While the ChemChina-Syngenta merger accounts for almost half this year’s deal volume, plenty of other Chinese firms are rolling the dice on major transactions too. Crane manufacturer Zoomlion Heavy Industry Science & Technology is offering $3.4bn for US rival Terex, while Dalian Wanda Group is paying $3.5bn for control of Legendary Entertainment LLC, the Hollywood studio behind “Batman Begins.”

Even as the economy slows, Chinese companies boast plenty of financial firepower. Cash held on Chinese corporate balance sheets increased 14% to $3.99trn in the last two years, according to Bloomberg-compiled data.

Meanwhile, China’s yuan was trading at five-year lows in January, following a surprise devaluation in August last year. The currency is forecast to depreciate another 4.2% by the fourth quarter, according to the median estimate of analysts surveyed by Bloomberg.

With acquisitive firms focused on the question of the yuan’s stability going forward, “the time to go global is right now,” said Zhao Longkai, an associate professor of finance at Peking University’s Guanghua School of Management. “There’s an expectation of a further risk of devaluation.”

Observers of China’s outbound shopping splurge have been struck by the diversity of companies doing the buying, which extends far beyond state-backed giants and natural resources champions that have historically dominated dealmaking.

The Sparkle Roll owner, for example, has never made a major acquisition outside China, and the offer for Bang & Olufsen became the subject of a confusing contretemps as shareholders realised there are two Chinese firms by that name, one of which denied any involvement in the deal.

Losing out

The number of first-time acquirers with limited experience making deals abroad means it’s “critical that the sellers are diligent in reviewing the quality and certainty of the proposals,” said Mayooran Elalingam, head of Asia-Pacific M&A at Deutsche Bank AG.

It can also mean foreign company boards refusing to recommend offers - even those coming in at a premium to other bidders. China Resources Microelectronics, pursuing its first overseas acquisition, last month failed to win approval from Fairchild Semiconductor International for its $2.46bn offer.

On Monday, a Chinese-backed group dropped an offer for Affymetrix after the DNA testing firm said it had concerns over approval from US and Chinese regulators.

For Chinese companies that do complete acquisitions, the next challenge will be how to manage their purchases, striking the right balance between hands-on direction and giving new units a long leash.

Political scrutiny

In Syngenta’s case, ChemChina Chairman Ren Jianxin pledged to leave the Swiss company’s management in place and re-list the company on public markets in a few years’ time.
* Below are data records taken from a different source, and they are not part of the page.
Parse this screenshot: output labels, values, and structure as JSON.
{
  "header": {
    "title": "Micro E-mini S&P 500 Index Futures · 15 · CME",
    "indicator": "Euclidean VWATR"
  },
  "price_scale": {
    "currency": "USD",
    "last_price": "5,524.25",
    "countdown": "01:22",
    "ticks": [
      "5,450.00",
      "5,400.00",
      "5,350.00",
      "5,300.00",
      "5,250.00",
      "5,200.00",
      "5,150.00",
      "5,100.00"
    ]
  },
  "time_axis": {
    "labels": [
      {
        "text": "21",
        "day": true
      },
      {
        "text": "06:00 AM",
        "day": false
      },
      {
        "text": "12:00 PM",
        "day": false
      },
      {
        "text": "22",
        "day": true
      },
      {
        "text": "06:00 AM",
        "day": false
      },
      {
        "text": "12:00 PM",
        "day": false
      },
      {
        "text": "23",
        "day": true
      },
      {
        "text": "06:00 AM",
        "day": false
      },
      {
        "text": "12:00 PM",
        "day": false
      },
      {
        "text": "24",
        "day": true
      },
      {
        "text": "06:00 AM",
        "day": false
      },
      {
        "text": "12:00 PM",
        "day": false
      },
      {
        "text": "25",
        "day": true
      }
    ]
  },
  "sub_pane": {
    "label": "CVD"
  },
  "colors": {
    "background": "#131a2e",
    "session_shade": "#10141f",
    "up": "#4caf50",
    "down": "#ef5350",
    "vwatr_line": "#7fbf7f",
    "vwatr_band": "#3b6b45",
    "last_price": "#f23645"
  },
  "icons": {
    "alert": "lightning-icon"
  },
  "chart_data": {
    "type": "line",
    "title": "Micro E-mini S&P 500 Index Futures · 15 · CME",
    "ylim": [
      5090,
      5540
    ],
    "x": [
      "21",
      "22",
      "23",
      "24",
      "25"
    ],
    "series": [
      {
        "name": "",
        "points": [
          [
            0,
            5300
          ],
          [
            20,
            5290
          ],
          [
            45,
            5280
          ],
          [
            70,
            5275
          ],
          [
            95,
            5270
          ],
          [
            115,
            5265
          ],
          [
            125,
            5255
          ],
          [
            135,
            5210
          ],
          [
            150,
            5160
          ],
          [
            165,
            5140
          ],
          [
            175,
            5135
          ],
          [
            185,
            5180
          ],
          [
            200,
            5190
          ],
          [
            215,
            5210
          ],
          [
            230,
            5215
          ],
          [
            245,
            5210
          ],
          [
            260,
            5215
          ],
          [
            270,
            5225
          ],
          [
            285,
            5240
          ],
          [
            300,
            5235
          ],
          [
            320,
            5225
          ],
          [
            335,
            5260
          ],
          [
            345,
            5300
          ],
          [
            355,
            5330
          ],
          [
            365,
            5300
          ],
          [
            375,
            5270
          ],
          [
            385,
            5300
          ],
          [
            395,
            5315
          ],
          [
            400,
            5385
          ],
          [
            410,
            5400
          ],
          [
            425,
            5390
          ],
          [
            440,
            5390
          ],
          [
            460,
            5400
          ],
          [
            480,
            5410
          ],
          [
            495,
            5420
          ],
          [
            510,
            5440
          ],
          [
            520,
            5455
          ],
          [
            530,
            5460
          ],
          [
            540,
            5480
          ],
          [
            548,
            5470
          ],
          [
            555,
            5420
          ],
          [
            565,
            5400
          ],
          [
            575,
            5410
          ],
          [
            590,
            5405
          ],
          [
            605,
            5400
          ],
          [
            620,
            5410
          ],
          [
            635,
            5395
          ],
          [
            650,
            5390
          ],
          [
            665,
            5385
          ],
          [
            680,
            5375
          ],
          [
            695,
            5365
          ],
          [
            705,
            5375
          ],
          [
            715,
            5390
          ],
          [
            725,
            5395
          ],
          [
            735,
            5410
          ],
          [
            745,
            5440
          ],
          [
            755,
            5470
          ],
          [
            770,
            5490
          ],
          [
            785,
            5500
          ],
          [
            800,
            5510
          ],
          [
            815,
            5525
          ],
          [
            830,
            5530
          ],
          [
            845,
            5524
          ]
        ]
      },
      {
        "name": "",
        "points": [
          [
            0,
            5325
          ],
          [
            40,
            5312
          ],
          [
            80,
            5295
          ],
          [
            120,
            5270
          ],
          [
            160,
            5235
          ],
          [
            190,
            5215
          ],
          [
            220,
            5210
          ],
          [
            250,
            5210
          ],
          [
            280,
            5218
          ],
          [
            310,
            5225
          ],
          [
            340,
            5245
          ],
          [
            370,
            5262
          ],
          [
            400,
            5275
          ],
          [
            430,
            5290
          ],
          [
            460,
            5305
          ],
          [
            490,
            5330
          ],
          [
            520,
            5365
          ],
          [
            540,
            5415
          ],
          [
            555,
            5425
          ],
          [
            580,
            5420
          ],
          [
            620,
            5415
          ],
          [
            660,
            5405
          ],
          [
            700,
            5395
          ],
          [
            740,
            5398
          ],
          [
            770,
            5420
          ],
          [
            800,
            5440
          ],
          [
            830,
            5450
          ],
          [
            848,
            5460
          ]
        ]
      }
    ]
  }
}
Another flagship Chinese deal, Zhejiang Geely Holding Group’s 2010 purchase of the iconic Volvo car brand, resulted in “a great deal of autonomy” and new investment that was missing under former owner Ford Motor, said Eric Thun, a professor at Oxford University’s Said Business School who studies the Chinese corporate world.

That approach is popular among Chinese companies because, for the most part, they “don’t have the capability to manage these assets,” Thun said. “These are not global organisations.”

They’ll also be under significant scrutiny from politicians in the countries where they choose to invest.

A US lawmaker has asked for the Committee on Foreign Investment in the US, a government body that reviews transactions by international acquirers, to look carefully at Zoomlion’s deal for Terex, which has significant contracts with the American military. Fairchild Semiconductor cited the risk of a negative decision from the panel in its rejection of the China Resources offer.

More broadly, Chinese buyers making their first forays abroad need to show employees, regulators and investors that they can successfully integrate purchases and stick to commitments, according to JPMorgan’s Cristerna.

If they fail, they will miss “a real opportunity to establish themselves in the global corporate arena,” Cristerna said. “It could take a very long time to recover.”